Justin Sullivan/Getty Images
A TSA worker searches a bag at Oakland International Airport.
A TSA worker searches a bag at Oakland International Airport. Justin Sullivan/Getty Images
If you are one of the 2 million people who fly commercially each day in the U.S., you've gone through airport security administered by the Transportation Security Administration.
But as painful as the screening process can be for travelers, it's no picnic for transportation security officers, or TSOs. The men and women at the front lines of the battle to keep the skies safe are among the lowest paid of all federal employees, and they have one of the highest injury rates.
It's a stressful job, and TSOs must deal with sometimes uncooperative travelers while watching for what the TSA calls "anomalies."
Charles McLong is a bomb assessment officer at Washington's Reagan National Airport. He gets called in if something looks, as he puts it, "hinky."
"Like this particular bag here," he says, pointing to a semi-opaque bag. "We have a couple of masses there of something. Now they look like they could be oranges, but as we know, the explosives could be made into anything."
TSOs rotate through the positions on the security line throughout the course of their shifts. There is a lot of standing, staring intently at screening monitors and lifting heavy bags, which has contributed to the agency's high employee injury rate.
Then there are the salaries, which start at about $25,000 a year, one of the lowest rates in the federal government.

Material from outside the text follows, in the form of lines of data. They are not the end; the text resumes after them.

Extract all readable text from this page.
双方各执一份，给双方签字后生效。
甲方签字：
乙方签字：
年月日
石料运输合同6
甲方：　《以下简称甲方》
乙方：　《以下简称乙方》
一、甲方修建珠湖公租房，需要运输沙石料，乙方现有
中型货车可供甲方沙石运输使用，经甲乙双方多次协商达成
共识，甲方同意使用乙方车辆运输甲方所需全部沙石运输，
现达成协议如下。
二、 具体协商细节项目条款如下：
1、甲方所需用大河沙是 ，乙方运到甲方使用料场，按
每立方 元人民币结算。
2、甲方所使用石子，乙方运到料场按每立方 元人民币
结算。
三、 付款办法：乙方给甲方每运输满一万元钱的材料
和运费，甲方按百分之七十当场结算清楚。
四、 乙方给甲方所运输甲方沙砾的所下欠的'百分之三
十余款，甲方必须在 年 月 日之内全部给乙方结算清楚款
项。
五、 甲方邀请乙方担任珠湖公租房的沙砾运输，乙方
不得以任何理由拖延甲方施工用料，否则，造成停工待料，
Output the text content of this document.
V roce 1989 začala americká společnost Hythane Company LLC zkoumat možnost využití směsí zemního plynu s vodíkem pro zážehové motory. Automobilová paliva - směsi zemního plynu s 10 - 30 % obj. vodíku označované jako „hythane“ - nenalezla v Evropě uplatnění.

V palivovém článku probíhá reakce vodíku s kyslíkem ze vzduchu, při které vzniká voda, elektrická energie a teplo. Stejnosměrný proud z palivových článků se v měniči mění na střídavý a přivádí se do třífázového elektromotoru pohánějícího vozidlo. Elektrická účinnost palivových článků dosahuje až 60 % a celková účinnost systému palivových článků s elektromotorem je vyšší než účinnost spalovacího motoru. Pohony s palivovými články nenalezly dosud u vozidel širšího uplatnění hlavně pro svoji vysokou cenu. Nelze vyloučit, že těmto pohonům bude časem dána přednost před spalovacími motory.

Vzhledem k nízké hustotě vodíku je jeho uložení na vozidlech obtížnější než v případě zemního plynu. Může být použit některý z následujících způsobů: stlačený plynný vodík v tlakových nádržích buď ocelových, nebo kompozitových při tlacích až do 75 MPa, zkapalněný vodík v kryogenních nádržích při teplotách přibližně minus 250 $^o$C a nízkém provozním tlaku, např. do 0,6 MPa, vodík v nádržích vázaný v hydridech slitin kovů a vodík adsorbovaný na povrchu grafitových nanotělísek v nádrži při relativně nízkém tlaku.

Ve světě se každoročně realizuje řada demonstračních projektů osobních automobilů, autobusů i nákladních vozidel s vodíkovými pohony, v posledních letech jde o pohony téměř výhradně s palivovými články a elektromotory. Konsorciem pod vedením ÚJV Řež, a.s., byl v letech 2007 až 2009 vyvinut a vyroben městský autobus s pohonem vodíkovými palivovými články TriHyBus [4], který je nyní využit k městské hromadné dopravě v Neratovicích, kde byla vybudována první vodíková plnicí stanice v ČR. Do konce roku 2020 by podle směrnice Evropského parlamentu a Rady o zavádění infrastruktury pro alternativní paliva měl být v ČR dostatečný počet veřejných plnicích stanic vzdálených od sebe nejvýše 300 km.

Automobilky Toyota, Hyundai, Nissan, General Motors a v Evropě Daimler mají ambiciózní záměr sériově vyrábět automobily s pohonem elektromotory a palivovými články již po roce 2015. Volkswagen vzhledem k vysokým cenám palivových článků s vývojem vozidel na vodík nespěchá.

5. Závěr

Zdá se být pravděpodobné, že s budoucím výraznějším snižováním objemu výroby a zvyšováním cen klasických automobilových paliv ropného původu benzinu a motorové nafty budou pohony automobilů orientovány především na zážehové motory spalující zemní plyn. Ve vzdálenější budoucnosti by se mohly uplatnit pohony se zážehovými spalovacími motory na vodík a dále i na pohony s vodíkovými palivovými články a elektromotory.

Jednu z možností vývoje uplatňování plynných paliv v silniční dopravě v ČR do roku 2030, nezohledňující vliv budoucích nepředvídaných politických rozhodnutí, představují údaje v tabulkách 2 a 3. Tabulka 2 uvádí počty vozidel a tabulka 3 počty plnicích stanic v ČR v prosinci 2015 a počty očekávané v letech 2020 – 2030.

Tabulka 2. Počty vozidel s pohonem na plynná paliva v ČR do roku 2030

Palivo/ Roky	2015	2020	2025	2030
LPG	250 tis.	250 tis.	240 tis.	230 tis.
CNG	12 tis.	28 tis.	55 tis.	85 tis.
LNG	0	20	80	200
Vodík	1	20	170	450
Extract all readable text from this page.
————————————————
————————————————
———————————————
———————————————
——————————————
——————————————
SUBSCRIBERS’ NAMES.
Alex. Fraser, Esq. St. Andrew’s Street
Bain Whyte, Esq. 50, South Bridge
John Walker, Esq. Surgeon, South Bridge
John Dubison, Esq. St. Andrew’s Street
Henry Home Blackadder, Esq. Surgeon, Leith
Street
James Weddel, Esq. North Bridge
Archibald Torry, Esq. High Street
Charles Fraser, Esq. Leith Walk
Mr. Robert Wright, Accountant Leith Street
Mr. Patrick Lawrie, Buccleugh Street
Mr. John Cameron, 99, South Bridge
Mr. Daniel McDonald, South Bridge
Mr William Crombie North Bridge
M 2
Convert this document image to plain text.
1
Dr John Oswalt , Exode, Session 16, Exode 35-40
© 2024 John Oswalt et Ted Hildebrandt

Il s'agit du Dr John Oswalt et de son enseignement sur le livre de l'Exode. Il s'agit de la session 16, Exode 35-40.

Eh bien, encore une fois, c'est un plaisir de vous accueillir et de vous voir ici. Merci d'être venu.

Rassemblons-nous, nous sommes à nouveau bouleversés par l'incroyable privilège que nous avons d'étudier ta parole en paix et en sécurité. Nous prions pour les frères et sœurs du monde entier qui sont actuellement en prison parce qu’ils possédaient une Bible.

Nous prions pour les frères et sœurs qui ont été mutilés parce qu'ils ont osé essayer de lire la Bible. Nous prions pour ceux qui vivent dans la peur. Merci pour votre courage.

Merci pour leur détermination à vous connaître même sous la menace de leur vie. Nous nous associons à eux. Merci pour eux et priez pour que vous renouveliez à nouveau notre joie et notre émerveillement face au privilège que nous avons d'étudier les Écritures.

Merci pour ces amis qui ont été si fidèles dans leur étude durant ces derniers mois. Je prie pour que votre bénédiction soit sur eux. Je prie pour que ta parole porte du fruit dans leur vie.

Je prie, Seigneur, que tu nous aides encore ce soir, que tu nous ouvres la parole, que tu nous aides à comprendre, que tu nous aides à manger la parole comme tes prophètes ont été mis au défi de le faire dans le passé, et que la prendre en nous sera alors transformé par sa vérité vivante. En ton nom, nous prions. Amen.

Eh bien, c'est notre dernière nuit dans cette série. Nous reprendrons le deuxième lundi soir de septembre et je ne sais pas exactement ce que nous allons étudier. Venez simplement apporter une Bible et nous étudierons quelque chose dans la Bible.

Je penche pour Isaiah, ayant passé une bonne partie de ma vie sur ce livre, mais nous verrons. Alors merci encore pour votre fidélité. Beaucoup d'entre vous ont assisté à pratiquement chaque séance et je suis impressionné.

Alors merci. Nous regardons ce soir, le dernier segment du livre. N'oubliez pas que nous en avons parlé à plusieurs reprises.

Anthony Hutchinson, a 29-year-old father of two, says not only is it not easy raising a family on what he earns, but it also affects what he sees as the mission of transportation security officers.
"This is a very, very important job. You're dealing with people's lives every single day, and if you have an officer sitting there worrying about how they're going to pay their rent, or whether their car is going to be taken from them because they can't pay their car note, or how their children are going to eat ... then you're not going to have a happy officer there thinking about the mission," Hutchinson says. "The mission comes first."
Hutchinson has joined the National Treasury Employees Union, one of two unions that hope to organize TSOs and eventually bargain for a contract with the TSA.
Lee Kair, who is in charge of security operations for the TSA, says the agency has made strides in addressing the security officers' complaints, specifically the high injury rate. He says fewer officers have been leaving, especially because of the economy. He also says that most officers have been with the agency since its inception, and they know how to spot anomalies.
"Our officers have extremely difficult jobs," Kair says. "And they are very, very professional in what they do, and they're very trained and they're skilled at how to interact with people."
Right now, what everyone at TSA would like is the nomination of a new administrator. The agency has been without a permanent chief since President Obama took office a year ago. His nominee, Erroll Southers, withdrew last week, in part because he was blocked by some Senate Republicans who object to giving transportation security officers the right to bargain for a contract.